While acknowledging that ALUs could help people who otherwise might not be able to afford to live in Fairfax County, the majority of commissioners ultimately expressed reservations about loosening restrictions across the entire county without getting a clearer sense of the potential impact on traffic, parking, and other issues, especially in high-density areas.

“While I do believe that accessory living units can provide an opportunity for additional living space in our very expensive county, I believe additional time is needed for study of the proposed countywide applications of accessory living units by administrative review,” At-Large Commissioner Timothy Sargeant said.

The commission recommended that the Board of Supervisors direct the county planning department to convene a task force that will study ALUs and home-based businesses for 18 months and deliver a report with any recommendations for further changes to the zoning ordinance.

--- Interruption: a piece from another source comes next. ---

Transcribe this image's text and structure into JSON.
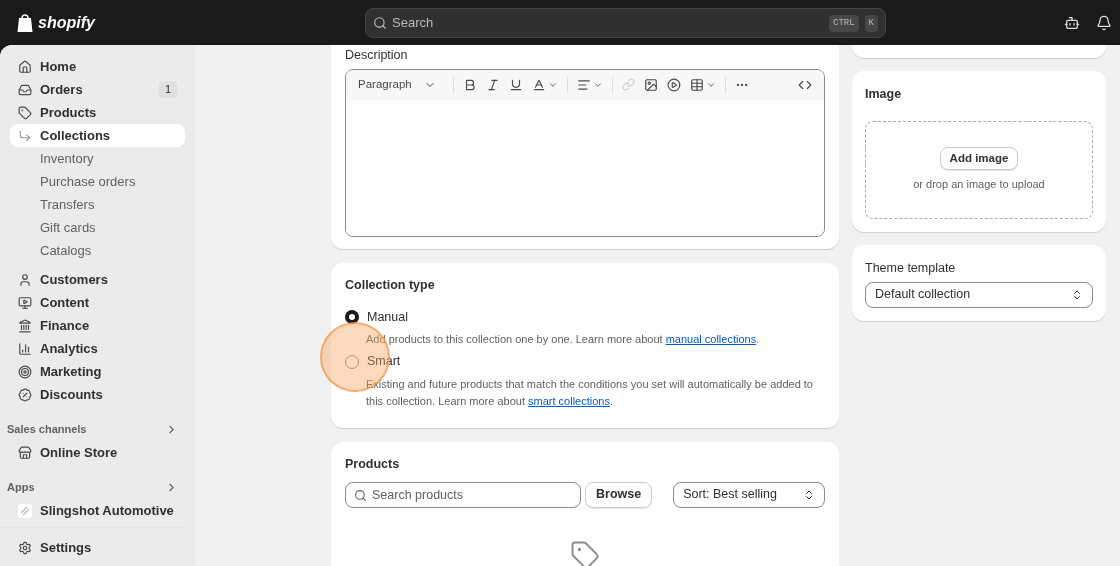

Earlier in the meeting, the commission shot down a proposed zoning amendment that would have altered regulations for flags and flag poles, calling it “a solution in search of a problem.” The county’s only existing regulation for flags is a limit of three per lot.

Fairfax County launched its zMOD initiative in March 2017 with the goal of simplifying and updating a document that had not undergone a comprehensive revision since it was first adopted 40 years ago.

The Board of Supervisors is scheduled to hold a public hearing on the new zoning ordinance on Tuesday (Mar. 9). If the ordinance is adopted as it was approved by the planning commission, it would take effect at 12:01 a.m. on July 1.